BERLIN (hpd) Die Neuwahl in der Türkei ist entschieden: Die islamisch-konservative AKP hat wider Erwarten die absolute Mehrheit zurückerobert, die sie bei der regulären Wahl im Juni verloren hatte; die prokurdische HDP ist von über 13 auf knapp 11 Prozent gefallen, schafft aber den Wiedereinzug ins Parlament. Unabhängige Wahlbeobachter kritisieren, dass die Wahl im Vorfeld unter Einschüchterung und Angst, Repression und Gewalt gelitten habe, dass die freie Medienberichterstattung behindert und das Wahlergebnis dadurch negativ beeinflusst worden sei. Auch an der Stimmen-Auswertung gibt es Zweifel, weshalb eine unabhängige Untersuchung der Wahl gefordert wird.
Angesichts der neuen Machtverhältnisse gehen Kritiker der AKP und des Staatspräsidenten Recep Tayyip Erdogan, gehen regierungskritische Journalisten und Medien, die politische Opposition des Landes, insbesondere aber Kurdinnen und Kurden schweren Zeiten entgegen - Zeiten, die sich bereits seit der regulären Wahl im Juni 2015 Bahn brechen und die zu einem autoritär-diktatorischen Präsidialsystem führen könnten, das AKP und Erdogan anstreben.

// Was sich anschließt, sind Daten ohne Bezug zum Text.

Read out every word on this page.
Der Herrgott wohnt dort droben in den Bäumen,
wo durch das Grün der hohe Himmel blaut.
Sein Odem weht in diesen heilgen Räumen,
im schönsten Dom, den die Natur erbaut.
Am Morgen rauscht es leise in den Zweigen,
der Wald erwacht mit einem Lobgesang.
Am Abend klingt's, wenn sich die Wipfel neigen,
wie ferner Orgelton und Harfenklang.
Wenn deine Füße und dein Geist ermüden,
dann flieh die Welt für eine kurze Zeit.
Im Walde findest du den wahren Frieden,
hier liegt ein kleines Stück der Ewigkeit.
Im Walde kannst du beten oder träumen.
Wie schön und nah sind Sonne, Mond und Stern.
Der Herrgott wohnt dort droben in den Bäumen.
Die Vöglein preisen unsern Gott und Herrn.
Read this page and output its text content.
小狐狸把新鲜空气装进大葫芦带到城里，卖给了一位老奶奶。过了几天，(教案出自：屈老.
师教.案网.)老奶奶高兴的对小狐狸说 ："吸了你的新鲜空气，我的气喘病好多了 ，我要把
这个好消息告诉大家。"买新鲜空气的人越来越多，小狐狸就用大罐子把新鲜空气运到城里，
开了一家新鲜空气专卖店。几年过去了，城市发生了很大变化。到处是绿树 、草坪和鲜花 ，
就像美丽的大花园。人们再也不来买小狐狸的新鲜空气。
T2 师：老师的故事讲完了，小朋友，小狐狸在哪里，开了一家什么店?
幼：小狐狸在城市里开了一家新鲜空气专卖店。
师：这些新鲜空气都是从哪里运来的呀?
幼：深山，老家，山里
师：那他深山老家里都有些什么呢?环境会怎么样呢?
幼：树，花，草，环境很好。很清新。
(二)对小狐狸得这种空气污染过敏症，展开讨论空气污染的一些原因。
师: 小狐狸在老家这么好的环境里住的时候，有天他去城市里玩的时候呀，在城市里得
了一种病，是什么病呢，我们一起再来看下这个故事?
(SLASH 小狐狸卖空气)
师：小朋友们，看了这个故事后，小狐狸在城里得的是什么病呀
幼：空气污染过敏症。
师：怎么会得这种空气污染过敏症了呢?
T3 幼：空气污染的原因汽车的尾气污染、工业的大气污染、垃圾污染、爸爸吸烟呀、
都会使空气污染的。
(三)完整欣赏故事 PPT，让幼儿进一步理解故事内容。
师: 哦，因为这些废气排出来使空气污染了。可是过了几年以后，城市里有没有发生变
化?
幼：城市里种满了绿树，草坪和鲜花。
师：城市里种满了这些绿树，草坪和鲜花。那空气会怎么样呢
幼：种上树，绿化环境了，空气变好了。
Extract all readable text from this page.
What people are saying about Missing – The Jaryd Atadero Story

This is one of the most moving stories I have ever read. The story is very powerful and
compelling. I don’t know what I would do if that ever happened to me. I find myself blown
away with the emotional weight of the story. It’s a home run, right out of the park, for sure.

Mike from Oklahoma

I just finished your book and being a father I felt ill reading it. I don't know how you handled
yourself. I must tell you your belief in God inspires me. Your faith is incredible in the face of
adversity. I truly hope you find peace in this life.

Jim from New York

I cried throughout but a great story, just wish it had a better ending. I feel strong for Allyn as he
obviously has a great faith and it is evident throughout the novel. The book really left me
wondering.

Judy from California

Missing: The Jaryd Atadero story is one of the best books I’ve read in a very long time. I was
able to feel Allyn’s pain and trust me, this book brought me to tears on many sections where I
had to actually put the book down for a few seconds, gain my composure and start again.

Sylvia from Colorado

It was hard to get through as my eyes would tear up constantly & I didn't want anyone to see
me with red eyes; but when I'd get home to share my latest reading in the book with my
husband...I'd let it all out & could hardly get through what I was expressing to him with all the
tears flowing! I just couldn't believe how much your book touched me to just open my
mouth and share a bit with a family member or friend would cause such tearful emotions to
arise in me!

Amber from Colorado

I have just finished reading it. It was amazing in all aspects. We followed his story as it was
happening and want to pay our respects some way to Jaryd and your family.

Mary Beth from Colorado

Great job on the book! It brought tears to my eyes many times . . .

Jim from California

Politische Beobachter befürchten nun eine Fluchtwelle aus der Türkei in Richtung Europa - ein Europa, das den EU- Beitrittskandidaten Türkei gerade wegen der schwer zu bewältigenden "Flüchtlingskrise" zur "Pufferzone" machen, womöglich zum "sicheren Dritt- und Herkunftsstaat" erklären möchte – ungeachtet der staatlichen Repressionspolitik, der eskalierenden Gewalt und systematischen Menschenrechtsverstöße in dem tief zerrissenen Land.
Trotz bürgerkriegsähnlicher Zustände, trotz aller Ungewissheit vor und nach der Neuwahl haben EU und Deutschland – unter dem Druck der "Flüchtlingskrise" in Europa - wieder ihr Interesse an dem EU-Beitrittkandidaten Türkei entdeckt. Ausgerechnet jetzt, in einer menschenrechtlich höchst dramatischen Situation, wird die Türkei aus politisch-opportunistischen Gründen geradezu hofiert und als Verhandlungspartner wiederentdeckt.
Zwischen der regulären Wahl im Juni und der erzwungenen Neuwahl haben die AKP-dominierte Übergangsregierung und Staatspräsident Erdoğan – nicht zuletzt aus machterhaltenden und wahltaktischen Gründen – den begonnenen Friedensprozess zur Lösung des kurdisch-türkischen Konflikts abgebrochen und der kurdischen Bevölkerung, ihren Organisationen und Parteien abermals den Krieg erklärt. Sie lassen wieder PKK- Stellungen in der Türkei und im Nordirak bombardieren (wobei die neue Gewalteskalation auch von der PKK mitzuverantworten ist), sie ließen kurdische Zivilisten zu Tausenden inhaftieren und Mitglieder der prokurdischen Bündnispartei HDP gezielt attackieren und als PKK-Sympathisanten kriminalisieren, obwohl diese für ein Ende des bewaffneten Kampfes eintreten. Außerdem lastet der schwere Vorwurf auf der türkischen Regierung, sie habe IS-Kämpfer unterstützt – und es gibt durchaus konkrete Belege dafür.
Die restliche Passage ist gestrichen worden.